I was told that this guy is on a break?!
He is so productive even in a break.
Apparently not from a reliable source ;)
He is, the classic paper videos are usually pre-recorded
enjoyed the way you presented it, thank you
Wonderfully presented, thank you! :) I look forward to taking the rest of the journey through this subject with you and your channel. :)
you should make more classics...i just love knowing about them
Thanks for the explanation, It helped me understand and learn a lot things which I couldn't have, if I had read the paper by myself
love your channel, how can someone be up to date with new advancements in ML/DL? like its counter intuitive to me that larger models overfit less
To prevent overfitting, the loss landscape should be as smooth as possible so that the model can better generalize. If I remember correctly, residual connections + batch normalization help smoothing the loss landscape, maybe because they allow us to build even deeper models.
My bet for the future is actually on Bayesian networks, which use a learnable version of a Gaussian dropout.
Thank you for a beautiful explanation with a retrospective overlook
In test time the crops and reflections were used by another paper called OverFeat, that crushed '13 imagenet detection challenge I suppose. (46:06)
You need a microphone that’s not so sensitive it records every tiny little sound.
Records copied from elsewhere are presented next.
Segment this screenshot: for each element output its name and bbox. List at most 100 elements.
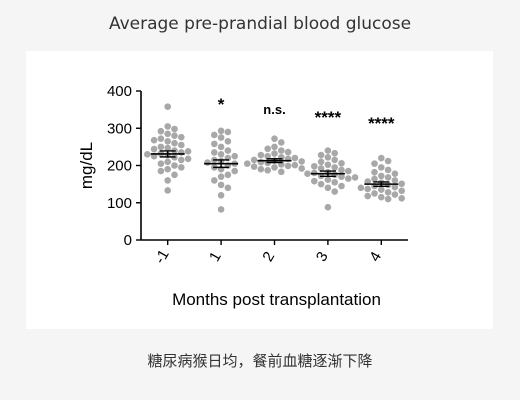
significance-label: * [218,95,225,114]
data-point [291,161,299,169]
data-point [331,188,339,195]
data-point [204,159,211,166]
data-point [331,149,339,157]
data-point [211,140,218,148]
data-point [284,148,292,156]
data-point [257,158,265,166]
data-point [157,143,165,151]
data-point [331,171,339,179]
data-point [278,168,285,176]
x-tick-label: 4 [366,249,385,265]
data-point [324,176,332,183]
data-point [391,183,399,191]
data-point [398,194,406,202]
chart-card: 0 100 200 300 400 -1 1 2 3 4 mg/dL Months post tra… [26,51,493,329]
data-point [217,173,225,180]
data-point [391,191,399,198]
data-point [217,206,225,213]
data-point [384,189,392,196]
data-point [278,154,285,161]
data-point [317,165,325,172]
data-point [211,177,218,184]
data-point [317,158,325,166]
data-point [217,151,225,158]
figure-caption: 糖尿病猴日均，餐前血糖逐渐下降 [147,352,373,370]
data-point [164,137,171,145]
data-point [224,137,232,145]
data-point [217,181,225,189]
glucose-dot-plot: 0 100 200 300 400 -1 1 2 3 4 mg/dL Months post tra… [77,83,408,309]
data-point [364,178,372,185]
data-point [164,103,171,110]
y-tick-label: 0 [124,232,132,249]
data-point [371,175,378,183]
data-point [324,203,332,211]
data-point [398,187,406,195]
data-point [378,172,385,180]
data-point [357,184,365,192]
data-point [250,156,258,164]
y-tick-label: 300 [107,120,132,137]
data-point [250,163,258,170]
data-point [231,152,238,160]
data-point [217,127,225,135]
data-point [364,185,372,193]
data-point [244,160,251,167]
data-point [331,156,339,164]
data-point [144,151,151,158]
x-tick-label: -1 [151,247,172,267]
page-title: Average pre-prandial blood glucose [108,14,412,34]
data-point [338,166,345,174]
data-point [178,164,185,171]
data-point [298,158,306,165]
data-point [278,147,285,154]
data-point [331,178,339,186]
data-point [171,162,178,169]
data-point [171,139,178,147]
data-point [164,130,171,138]
data-point [371,160,378,167]
data-point [384,157,392,165]
data-point [304,170,311,177]
data-point [271,150,278,157]
data-point [317,151,325,159]
y-tick-label: 400 [107,83,132,100]
data-point [264,145,271,153]
x-tick-label: 2 [259,249,278,265]
data-point [317,180,325,188]
data-point [178,133,185,141]
data-point [264,152,271,160]
data-point [257,151,265,159]
data-point [157,135,165,142]
data-point [364,192,372,200]
data-point [324,154,332,161]
data-point [384,174,392,181]
data-point [178,149,185,156]
data-point [378,164,385,171]
data-point [391,177,399,184]
data-point [311,162,318,170]
data-point [184,155,192,163]
data-point [391,170,399,177]
data-point [150,145,158,153]
data-point [211,131,218,139]
data-point [164,165,171,173]
data-point [324,184,332,192]
data-point [384,166,392,174]
data-point [378,154,385,162]
data-point [331,164,339,171]
data-point [164,158,171,166]
data-point [211,149,218,156]
data-point [264,167,271,174]
data-point [338,159,345,167]
data-point [324,147,332,154]
data-point [224,171,232,179]
data-point [157,167,165,175]
data-point [150,136,158,144]
data-point [291,154,299,162]
data-point [171,132,178,139]
data-point [164,123,171,130]
data-point [224,147,232,154]
data-point [271,143,278,151]
data-point [311,177,318,185]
Actually, it could be automatic gain control (AGC) that increases amplification when you are not speaking and records every time you swallow with more volume than you want. Recommendation: Turn off AGC if you can.
I love your channel, Im one of the first who watch your videos and smash the like button.
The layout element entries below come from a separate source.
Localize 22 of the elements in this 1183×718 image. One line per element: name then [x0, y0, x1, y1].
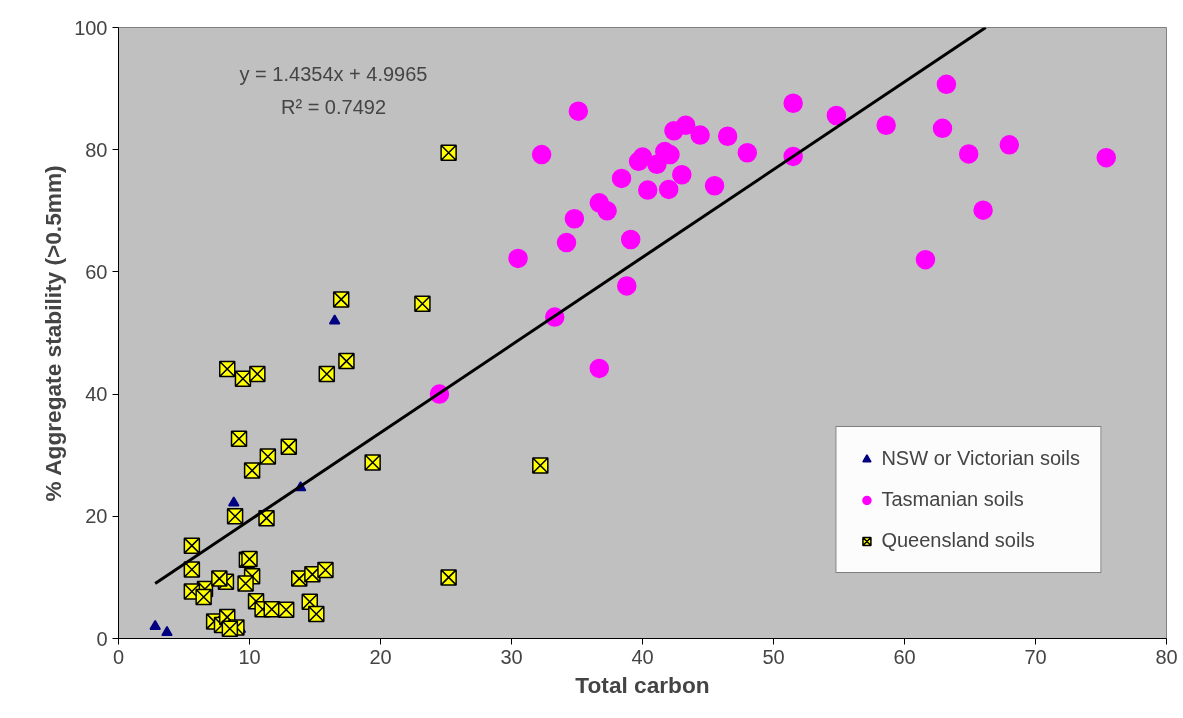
- legend-label: Queensland soils: [881, 529, 1035, 552]
- x-tick-label: 50: [762, 645, 785, 668]
- legend-label: NSW or Victorian soils: [881, 447, 1080, 470]
- x-tick-label: 40: [631, 645, 654, 668]
- x-tick-label: 0: [112, 645, 125, 668]
- x-axis-title: Total carbon: [575, 671, 710, 698]
- x-tick-label: 30: [500, 645, 523, 668]
- legend-label: Tasmanian soils: [881, 488, 1024, 511]
- x-tick-label: 80: [1155, 645, 1178, 668]
- y-tick-label: 40: [85, 383, 108, 406]
- y-tick-label: 60: [85, 260, 108, 283]
- y-tick-label: 20: [85, 505, 108, 528]
- y-tick-label: 80: [85, 138, 108, 161]
- x-tick-label: 60: [893, 645, 916, 668]
- annotation: y = 1.4354x + 4.9965: [239, 62, 428, 85]
- x-tick-label: 10: [238, 645, 261, 668]
- y-axis-title: % Aggregate stability (>0.5mm): [40, 165, 67, 502]
- y-tick-label: 0: [96, 627, 108, 650]
- x-tick-label: 70: [1024, 645, 1047, 668]
- x-tick-label: 20: [369, 645, 392, 668]
- annotation: R² = 0.7492: [280, 95, 387, 118]
- y-tick-label: 100: [74, 16, 108, 39]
A lot of stuff mentioned like dropout become out of fashion when batch normalization was introduced. I still use it in denoisers though
Please, more videos like this one!
Thanks for this great video! I really enjoyed.
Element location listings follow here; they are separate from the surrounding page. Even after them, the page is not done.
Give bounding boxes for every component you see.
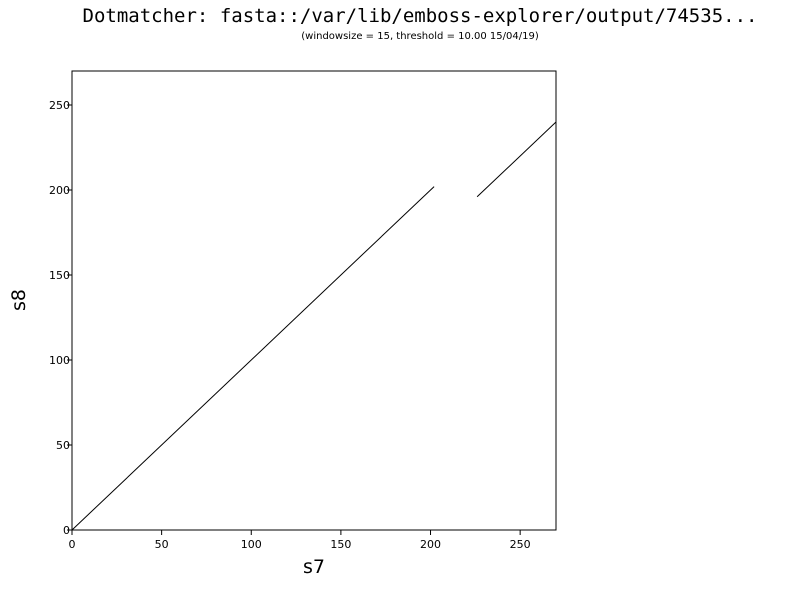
x-tick-label: 150 — [330, 538, 351, 551]
x-tick-label: 100 — [241, 538, 262, 551]
x-axis-ticks: 0 50 100 150 200 250 — [69, 530, 531, 551]
y-tick-label: 100 — [49, 354, 70, 367]
plot-frame — [71, 70, 557, 531]
plot-title: Dotmatcher: fasta::/var/lib/emboss-explo… — [83, 5, 758, 27]
y-axis-ticks: 0 50 100 150 200 250 — [49, 99, 72, 537]
y-tick-label: 50 — [56, 439, 70, 452]
y-tick-label: 200 — [49, 184, 70, 197]
y-tick-label: 250 — [49, 99, 70, 112]
x-tick-label: 200 — [420, 538, 441, 551]
match-lines — [71, 121, 557, 531]
x-axis-label: s7 — [303, 556, 325, 578]
x-tick-label: 250 — [510, 538, 531, 551]
match-diagonal-2 — [476, 121, 557, 198]
x-tick-label: 0 — [69, 538, 76, 551]
y-axis-label: s8 — [8, 289, 30, 311]
y-tick-label: 150 — [49, 269, 70, 282]
x-tick-label: 50 — [155, 538, 169, 551]
plot-subtitle: (windowsize = 15, threshold = 10.00 15/0… — [301, 31, 539, 42]
y-tick-label: 0 — [63, 524, 70, 537]
match-diagonal-1 — [71, 186, 435, 531]
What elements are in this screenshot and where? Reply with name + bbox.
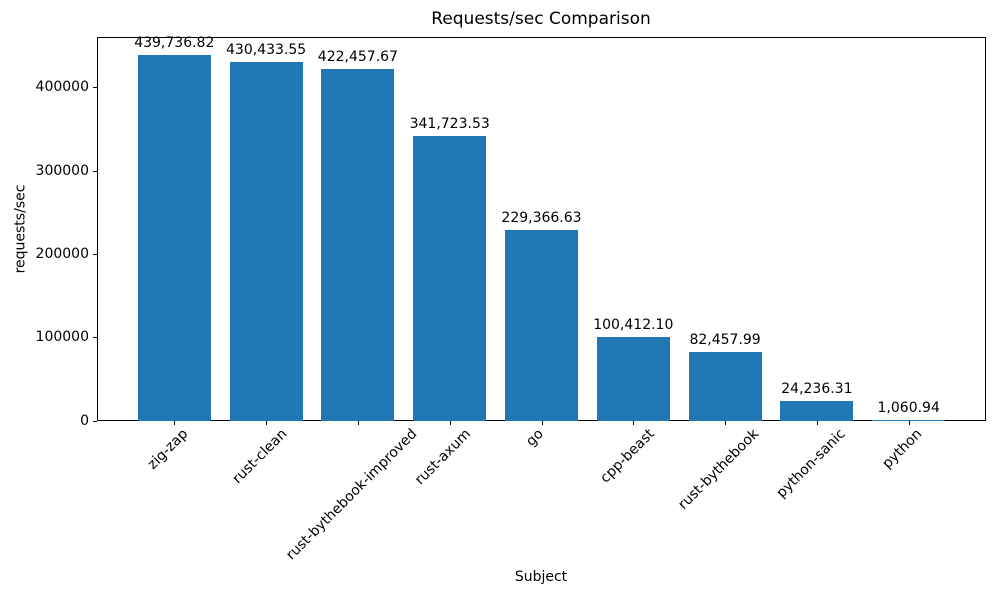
- chart-title: Requests/sec Comparison: [431, 9, 651, 29]
- x-tick: [725, 421, 727, 425]
- y-tick: [93, 337, 97, 339]
- bar-value-label: 1,060.94: [877, 400, 940, 416]
- bar-value-label: 422,457.67: [317, 49, 398, 66]
- bar: [321, 69, 395, 421]
- bar: [137, 54, 211, 421]
- bar: [413, 136, 487, 421]
- x-tick: [266, 421, 268, 425]
- bar-value-label: 82,457.99: [689, 332, 761, 349]
- x-tick: [633, 421, 635, 425]
- y-tick-label: 200000: [35, 245, 89, 262]
- x-tick-label: rust-axum: [412, 426, 475, 489]
- y-tick: [93, 420, 97, 422]
- bar-value-label: 229,366.63: [501, 209, 582, 226]
- y-tick-label: 300000: [35, 162, 89, 179]
- x-tick-label: python: [879, 426, 926, 472]
- bar-value-label: 24,236.31: [781, 380, 853, 397]
- bar: [229, 62, 303, 421]
- x-tick: [541, 421, 543, 425]
- x-tick-label: rust-bythebook-improved: [282, 426, 421, 564]
- x-axis-label: Subject: [514, 569, 568, 585]
- bar-value-label: 341,723.53: [409, 116, 490, 133]
- x-tick-label: rust-clean: [229, 426, 291, 487]
- bar: [688, 352, 762, 421]
- bar: [872, 420, 946, 421]
- y-tick: [93, 87, 97, 89]
- bar: [596, 337, 670, 421]
- y-tick: [93, 170, 97, 172]
- x-tick: [816, 421, 818, 425]
- y-tick-label: 100000: [35, 329, 89, 346]
- bar-value-label: 439,736.82: [134, 34, 215, 51]
- bar-value-label: 430,433.55: [226, 42, 307, 59]
- x-tick: [449, 421, 451, 425]
- y-tick: [93, 253, 97, 255]
- y-tick-label: 400000: [35, 79, 89, 96]
- x-tick: [174, 421, 176, 425]
- bar: [780, 400, 854, 421]
- bar-value-label: 100,412.10: [593, 317, 674, 334]
- bar: [505, 229, 578, 421]
- y-tick-label: 0: [80, 412, 89, 429]
- x-tick-label: rust-bythebook: [675, 426, 762, 513]
- x-tick-label: cpp-beast: [596, 426, 658, 487]
- x-tick-label: go: [523, 426, 548, 450]
- x-tick: [357, 421, 359, 425]
- x-tick-label: python-sanic: [773, 426, 849, 502]
- x-tick: [908, 421, 910, 425]
- x-tick-label: zig-zap: [144, 426, 192, 473]
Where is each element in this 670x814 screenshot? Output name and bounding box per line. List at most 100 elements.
Amazing, can you do their book as well :D
Does anyone know where the statement large model doesn't overfit 7:56 come from
search for "deep learning double descent"
This is helping me with my literature review assignment, hahaha 😂 thank you!
Hi, i am following ur channel since DERT. Can you make a video explains DeepSORT?
TIA
Great video! Thank you!
So you saying people don’t care about parameter size?
the link doesn't work properly bc download doesnt start
Do you have a powerpoint presentation on this paper?
Great channel, subscribed, liked!
I can nearly guarantee that their net did not really overfit. I’ve trained many nets and past lab mates have increased the number of parameters and the test loss never keeps increasing. Feel free to check my google scholar for paper examples of what I mean but I am sure their nets did fine especially since they didnt quantify if their neg overfit.
Regardless fun paper!
Can alexnet detect multiple objects in single frame ?
So if dropout is not being used, what is being used now?
My bet for the future is on Bayesian networks, which use a sort of a learnable version of a Gaussian dropout.
Global Average Pooling
Does anyone know what he's using to annotate over the papers?
OneNote
@@YannicKilcher Thanks
woow. It's really classic.
Yannic is gonna be in the stone age soon. Can't wait for the invention of wheel.
38.33 why don't people use dropout anymore?
It's usually fine without.
👍
"Action potential" is the name of the spike/signal itself, not the name of the activation threshold. It is a really dumb name :(
Why people now do not care about overfitting?